Pada tulisan sebelumnya telah disinggung bahwa pikiran manusia tidak seluruhnya rasional. Bahkan, rasionalitas sebenarnya hanya mendapatkan porsi kecil dalam seluruh pikiran manusia. Karena rasionalitas berkembang paling akhir dalam evolusi, cara berpikir ini memiliki banyak keterbatasan. Meskipun begitu, rasionalitas berhasil menyukseskan manusia dari panggung kehidupan di bumi.

Apa itu rasionalitas? Rasionalitas sering dikatakan sebagai proses berpikir yang menggunakan logika atau akal. Cara berpikir ini khusus dimiliki oleh manusia saja. Menurut Plato, rasio dan emosi selalu bertentangan satu sama lain dalam pikiran manusia. Ketika rasio menang, maka kita dapat mengendalikan diri kita dan hidup dalam kebahagiaan dan harmoni. Menurutnya lagi, rasionalitas membuat manusia berpikir layaknya dewa-dewi; ketika manusia berpikir rasional, maka ia menyerupai dewa.

Pusat rasionalitas dalam otak terletak pada korteks prefrontal. Tanpa bagian paling luar dari lobus frontalis ini, manusia bukan merupakan makhluk rasional. Korteks prefrontal sangat berkembang pada manusia. Bila dibandingkan dengan primata lain atau nenek moyang manusia, perbedaan yang paling jelas adalah membesarnya bagian depan otak ini. Sepupu kita, Homo neanderthal, bisa jadi memiliki volume otak yang lebih besar daripada manusia modern, tetapi spesies ini masih memiliki korteks prefrontal mirip dengan simpanse. Oleh karena itu, Homo neanderthal tidak memiliki apa yang dimiliki oleh Homo sapiens: pikiran rasional.

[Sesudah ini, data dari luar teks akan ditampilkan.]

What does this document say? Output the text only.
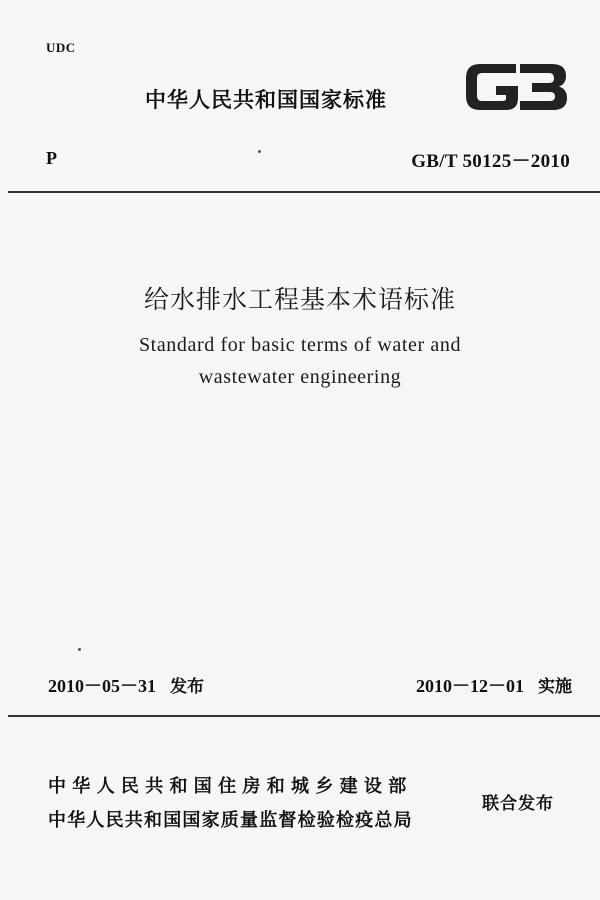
UDC
中华人民共和国国家标准
P	GB/T 50125－2010
给水排水工程基本术语标准
Standard for basic terms of water and
wastewater engineering
2010－05－31 发布	2010－12－01 实施
中华人民共和国住房和城乡建设部
中华人民共和国国家质量监督检验检疫总局
联合发布
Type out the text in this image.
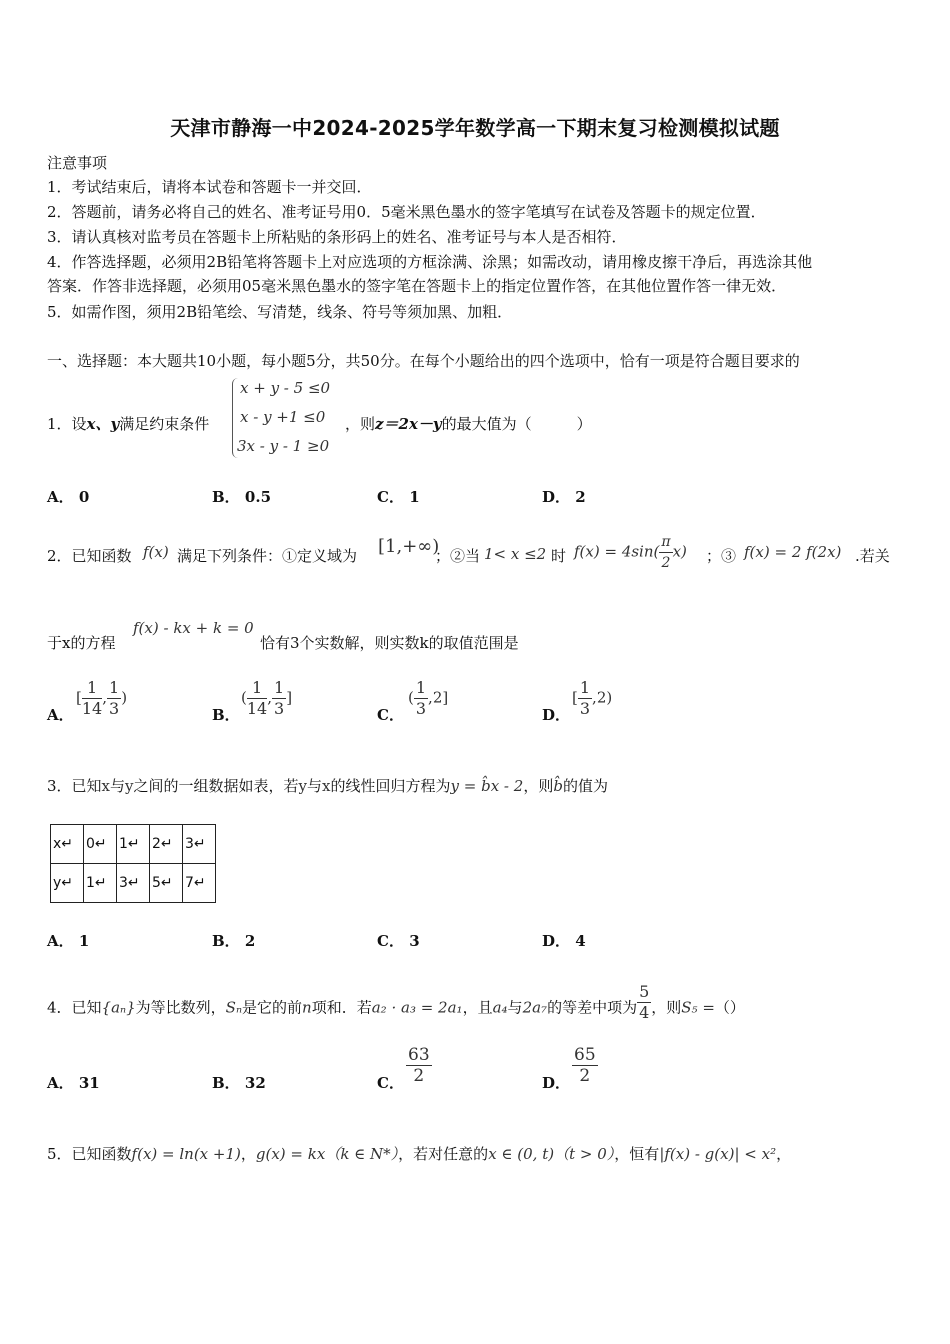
天津市静海一中2024-2025学年数学高一下期末复习检测模拟试题
注意事项
1．考试结束后，请将本试卷和答题卡一并交回．
2．答题前，请务必将自己的姓名、准考证号用0．5毫米黑色墨水的签字笔填写在试卷及答题卡的规定位置．
3．请认真核对监考员在答题卡上所粘贴的条形码上的姓名、准考证号与本人是否相符．
4．作答选择题，必须用2B铅笔将答题卡上对应选项的方框涂满、涂黑；如需改动，请用橡皮擦干净后，再选涂其他
答案．作答非选择题，必须用05毫米黑色墨水的签字笔在答题卡上的指定位置作答，在其他位置作答一律无效．
5．如需作图，须用2B铅笔绘、写清楚，线条、符号等须加黑、加粗．
一、选择题：本大题共10小题，每小题5分，共50分。在每个小题给出的四个选项中，恰有一项是符合题目要求的
1．设x、y满足约束条件
x + y - 5 ≤0
x - y +1 ≤0
3x - y - 1 ≥0
，则z＝2x－y的最大值为（　　　）
A． 0	B． 0.5	C． 1	D． 2
2．已知函数 f(x) 满足下列条件：①定义域为 [1,+∞)
；②当 1< x ≤2 时 $f(x) = 4\sin( \frac{\pi}{2} x)$ ；③ f(x) = 2 f(2x) .若关
于x的方程
f(x) - kx + k = 0
恰有3个实数解，则实数k的取值范围是
A．
[ $\frac{1}{14}$ , $\frac{1}{3}$ )
B．
( $\frac{1}{14}$ , $\frac{1}{3}$ ]
C．
( $\frac{1}{3} ,2$]
D．
[ $\frac{1}{3} ,2$)
3．已知x与y之间的一组数据如表，若y与x的线性回归方程为y = b̂x - 2，则b̂的值为
x↵	0↵	1↵	2↵	3↵
y↵	1↵	3↵	5↵	7↵
A． 1	B． 2	C． 3	D． 4
4．已知{aₙ}为等比数列，Sₙ是它的前n项和．若a₂ · a₃ = 2a₁，且a₄与2a₇的等差中项为 $\frac{5}{4}$ ，则S₅ =（）
A． 31	B． 32	C． $\frac{63}{2}$	D． $\frac{65}{2}$
5．已知函数f(x) = ln(x +1)，g(x) = kx（k ∈ N*），若对任意的x ∈ (0, t)（t > 0），恒有|f(x) - g(x)| < x²，
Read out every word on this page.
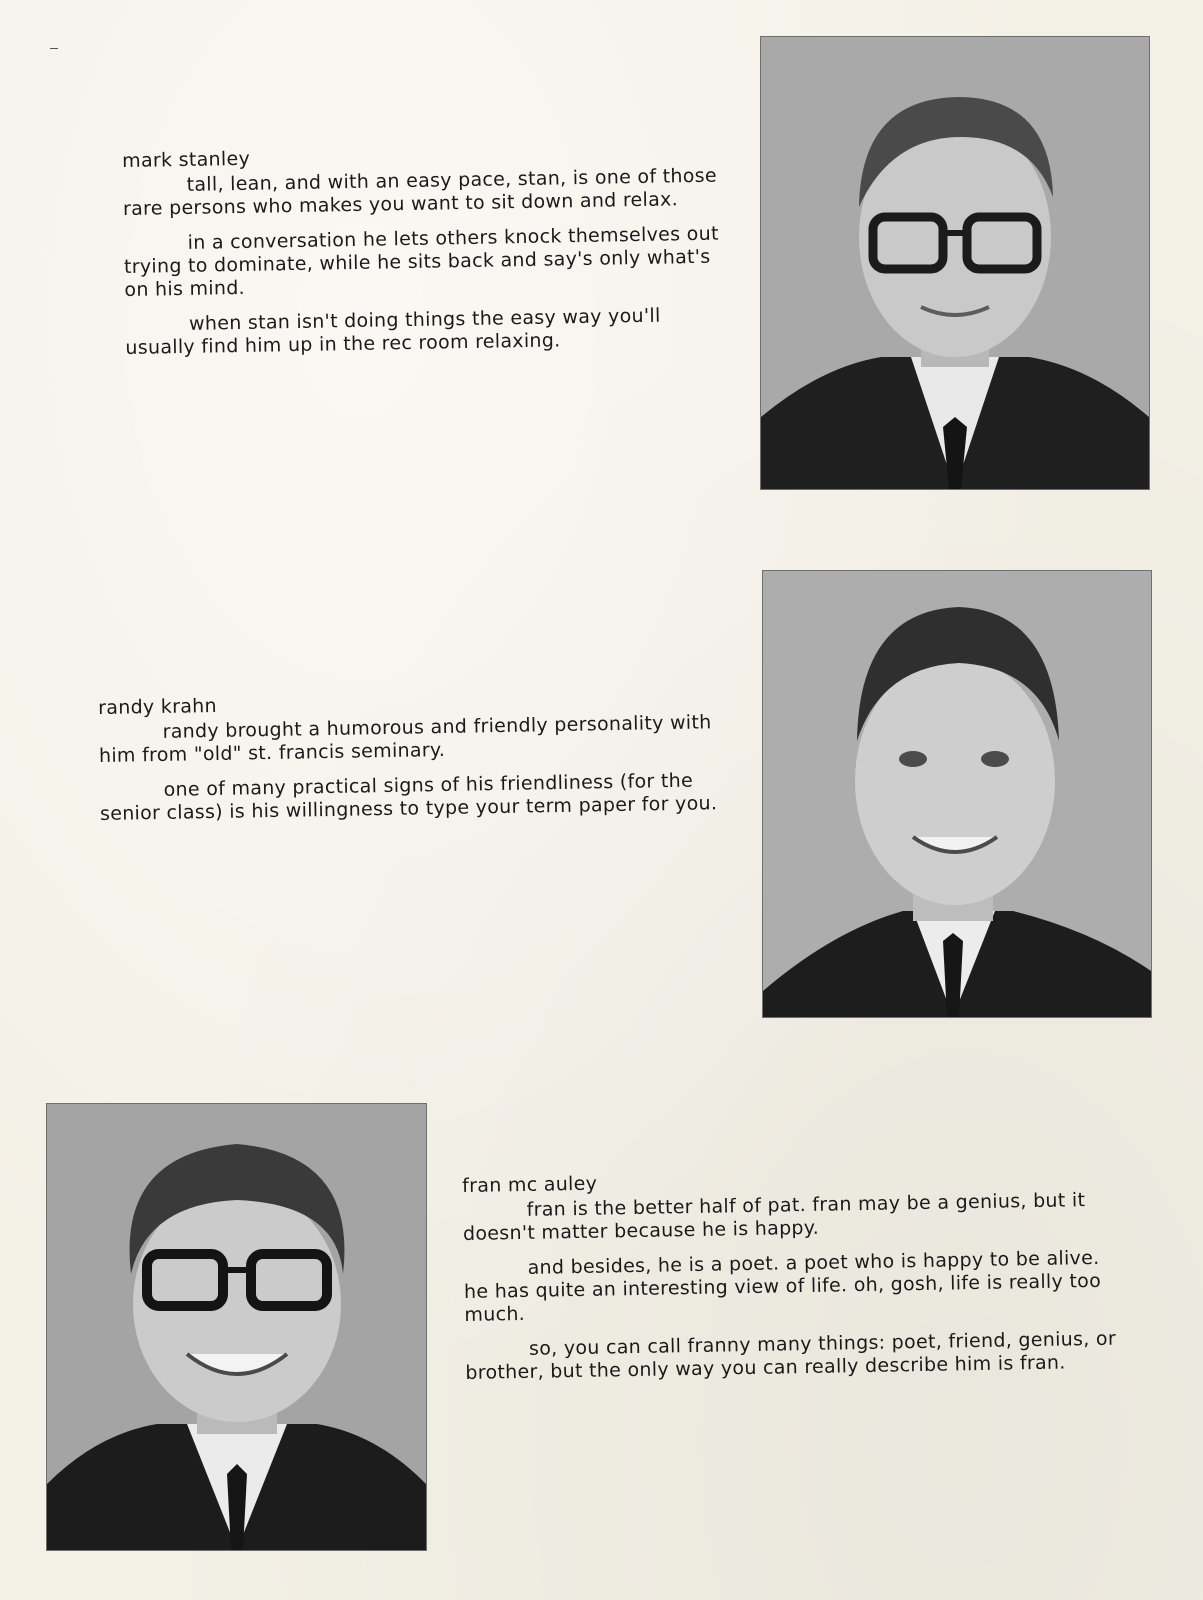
mark stanley

tall, lean, and with an easy pace, stan, is one of those rare persons who makes you want to sit down and relax.

in a conversation he lets others knock themselves out trying to dominate, while he sits back and say's only what's on his mind.

when stan isn't doing things the easy way you'll usually find him up in the rec room relaxing.

randy krahn

randy brought a humorous and friendly personality with him from "old" st. francis seminary.

one of many practical signs of his friendliness (for the senior class) is his willingness to type your term paper for you.

fran mc auley

fran is the better half of pat. fran may be a genius, but it doesn't matter because he is happy.

and besides, he is a poet. a poet who is happy to be alive. he has quite an interesting view of life. oh, gosh, life is really too much.

so, you can call franny many things: poet, friend, genius, or brother, but the only way you can really describe him is fran.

Perkembangan evolusi otak manusia sejalan dengan hubungan antara kematangan pikiran dan usia manusia. Bagian otak pertama yang terbentuk pada evolusi adalah area korteks motor dan batang otak. Kedua area ini juga merupakan bagian yang pertama kali matang pada anak dan berfungsi secara penuh ketika masa pubertas. Di sisi lain, bagian yang secara evolusi terbentuk belakangan, seperti misalnya lobus frontalis, juga baru matang ketika masa remaja berakhir.

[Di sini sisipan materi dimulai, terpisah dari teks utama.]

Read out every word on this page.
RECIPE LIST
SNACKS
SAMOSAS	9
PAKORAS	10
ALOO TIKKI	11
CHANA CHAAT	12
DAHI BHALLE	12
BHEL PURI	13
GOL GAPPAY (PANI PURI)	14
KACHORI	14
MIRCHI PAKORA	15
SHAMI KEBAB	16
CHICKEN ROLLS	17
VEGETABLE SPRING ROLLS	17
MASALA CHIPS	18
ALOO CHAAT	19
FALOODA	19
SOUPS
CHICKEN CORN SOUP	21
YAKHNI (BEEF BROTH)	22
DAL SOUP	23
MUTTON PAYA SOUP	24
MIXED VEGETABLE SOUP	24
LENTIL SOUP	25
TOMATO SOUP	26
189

Proses perkembangan otak yang bertahap ini yang menjelaskan mengapa perilaku remaja lebih berisiko dan impulsif dibandingkan manusia dewasa. Pandangan bahwa keterlibatan dalam tindak kriminal akan bekurang seiring dengan pertambahan usia adalah salah satu pandangan tertua sekaligus paling diterima dalam kriminologi. Dalam sejumlah bentuk kejahatan, terutama yang dikategorikan serius, proporsi populasi yang terlibat cenderung memuncak pada usia remaja atau awal dewasa, dan setelah itu menurun seiring dengan pertambahan usia. (1)

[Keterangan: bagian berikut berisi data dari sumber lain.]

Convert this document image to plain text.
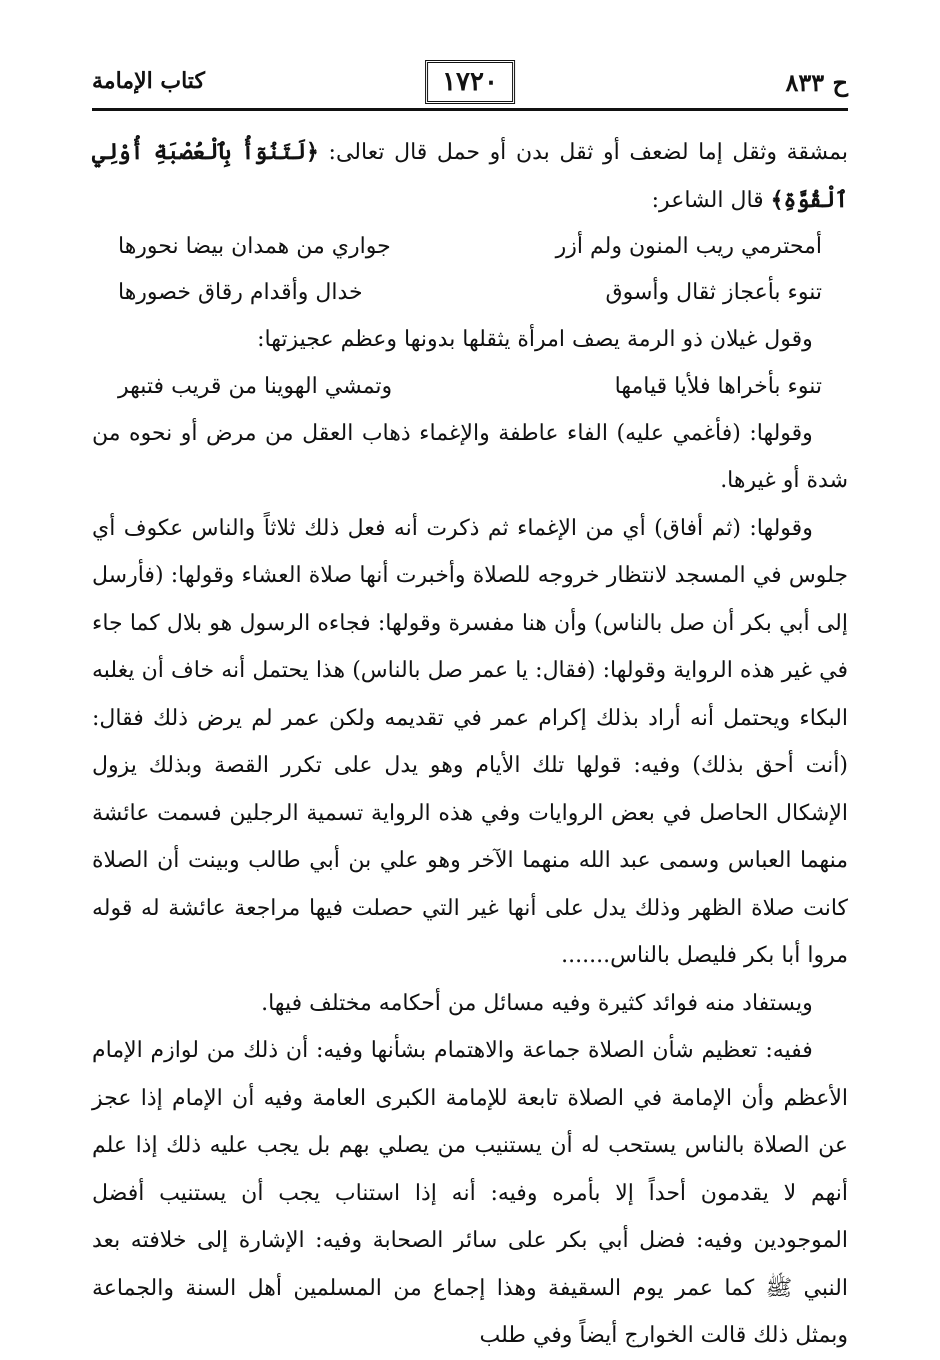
ح ٨٣٣
١٧٢٠
كتاب الإمامة

بمشقة وثقل إما لضعف أو ثقل بدن أو حمل قال تعالى: ﴿لَتَنُوٓأُ بِٱلْعُصْبَةِ أُوْلِي ٱلْقُوَّةِ﴾ قال الشاعر:

أمحترمي ريب المنون ولم أزر
جواري من همدان بيضا نحورها
تنوء بأعجاز ثقال وأسوق
خدال وأقدام رقاق خصورها

وقول غيلان ذو الرمة يصف امرأة يثقلها بدونها وعظم عجيزتها:

تنوء بأخراها فلأيا قيامها
وتمشي الهوينا من قريب فتبهر

وقولها: (فأغمي عليه) الفاء عاطفة والإغماء ذهاب العقل من مرض أو نحوه من شدة أو غيرها.

وقولها: (ثم أفاق) أي من الإغماء ثم ذكرت أنه فعل ذلك ثلاثاً والناس عكوف أي جلوس في المسجد لانتظار خروجه للصلاة وأخبرت أنها صلاة العشاء وقولها: (فأرسل إلى أبي بكر أن صل بالناس) وأن هنا مفسرة وقولها: فجاءه الرسول هو بلال كما جاء في غير هذه الرواية وقولها: (فقال: يا عمر صل بالناس) هذا يحتمل أنه خاف أن يغلبه البكاء ويحتمل أنه أراد بذلك إكرام عمر في تقديمه ولكن عمر لم يرض ذلك فقال: (أنت أحق بذلك) وفيه: قولها تلك الأيام وهو يدل على تكرر القصة وبذلك يزول الإشكال الحاصل في بعض الروايات وفي هذه الرواية تسمية الرجلين فسمت عائشة منهما العباس وسمى عبد الله منهما الآخر وهو علي بن أبي طالب وبينت أن الصلاة كانت صلاة الظهر وذلك يدل على أنها غير التي حصلت فيها مراجعة عائشة له قوله مروا أبا بكر فليصل بالناس.......

ويستفاد منه فوائد كثيرة وفيه مسائل من أحكامه مختلف فيها.

ففيه: تعظيم شأن الصلاة جماعة والاهتمام بشأنها وفيه: أن ذلك من لوازم الإمام الأعظم وأن الإمامة في الصلاة تابعة للإمامة الكبرى العامة وفيه أن الإمام إذا عجز عن الصلاة بالناس يستحب له أن يستنيب من يصلي بهم بل يجب عليه ذلك إذا علم أنهم لا يقدمون أحداً إلا بأمره وفيه: أنه إذا استناب يجب أن يستنيب أفضل الموجودين وفيه: فضل أبي بكر على سائر الصحابة وفيه: الإشارة إلى خلافته بعد النبي ﷺ كما عمر يوم السقيفة وهذا إجماع من المسلمين أهل السنة والجماعة وبمثل ذلك قالت الخوارج أيضاً وفي طلب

Beberapa penelitian oleh neurosaintis menunjukkan bahwa nucleus accumbens, bagian otak yang berkaitan dengan mekanisme rewards (seperti misalnya seks, narkoba, dan dugem) secara signifikan lebih aktif dan matang pada otak remaja dibandingkan korteks prefrontal yang bertugas menahan godaan-godaan ini. Jadi, para remaja membuat berbagai keputusan yang konyol memang karena mereka kurang rasional.

***

Mengapa banyak trader saham tetap mempertahankan saham yang harganya jatuh dan menyebabkan kerugian besar? Para trader mempertahankan saham-saham ini hingga bertahun-tahun dan tidak mau merealisasikan kekalahannya. Para trader berharap akan harga saham-saham ini akan naik lagi, minimal mencapai nilainya semula. Entah kapan.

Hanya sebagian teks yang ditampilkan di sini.